Abstract:The ability to reason is one of the most fundamental capabilities of large language models (LLMs), enabling a wide range of downstream tasks through sophisticated problem-solving. A critical aspect of this is code reasoning, which involves logical reasoning with formal languages (i.e., programming code). In this paper, we enhance this capability of LLMs by exploring the following question: how can an LLM agent become progressively smarter in code reasoning with each solution it proposes, thereby achieving substantial cumulative improvement?

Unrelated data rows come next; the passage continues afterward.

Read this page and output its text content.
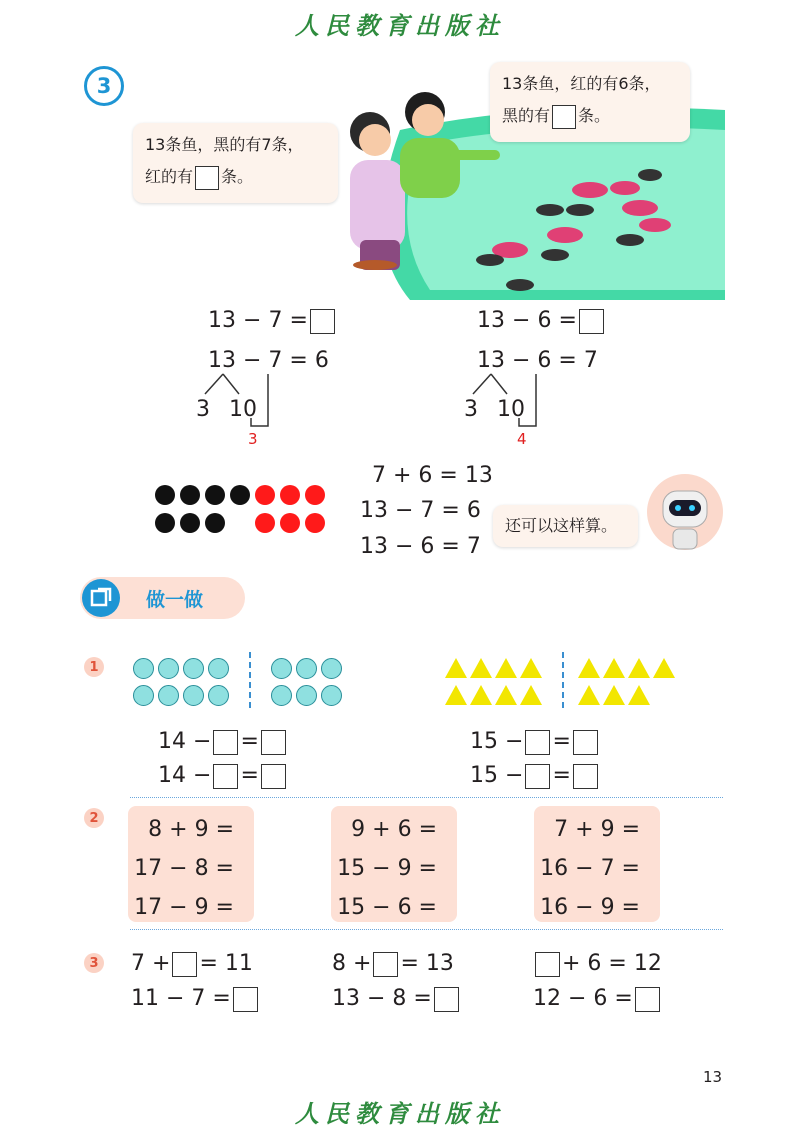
人民教育出版社
3
13条鱼，黑的有7条，
红的有 条。
13条鱼，红的有6条，
黑的有 条。
13 − 7 =
13 − 7 = 6
3 10
3
13 − 6 =
13 − 6 = 7
3 10
4
7 + 6 = 13
13 − 7 = 6
13 − 6 = 7
还可以这样算。
做一做
1
14 − =
14 − =
15 − =
15 − =
2	8 + 9 =
17 − 8 =
17 − 9 =
9 + 6 =
15 − 9 =
15 − 6 =
7 + 9 =
16 − 7 =
16 − 9 =
3 7 + = 11	8 + = 13	+ 6 = 12
11 − 7 =	13 − 8 =	12 − 6 =
13
人民教育出版社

Most existing research takes a static perspective, focusing on isolated problem-solving using frozen LLMs. In contrast, we adopt a cognitive-evolving perspective and propose a novel framework named Meta-Reflection with Cross-Referencing (MARCO) that enables the LLM to evolve dynamically during inference through self-improvement. From the perspective of human cognitive development, we leverage both knowledge accumulation and lesson sharing. In particular, to accumulate knowledge during problem-solving, we propose meta-reflection that reflects on the reasoning paths of the current problem to obtain knowledge and experience for future consideration. Moreover, to effectively utilize the lessons from other agents, we propose cross-referencing that incorporates the solution and feedback from other agents into the current problem-solving process. We conduct experiments across various datasets in code reasoning, and the results demonstrate the effectiveness of MARCO.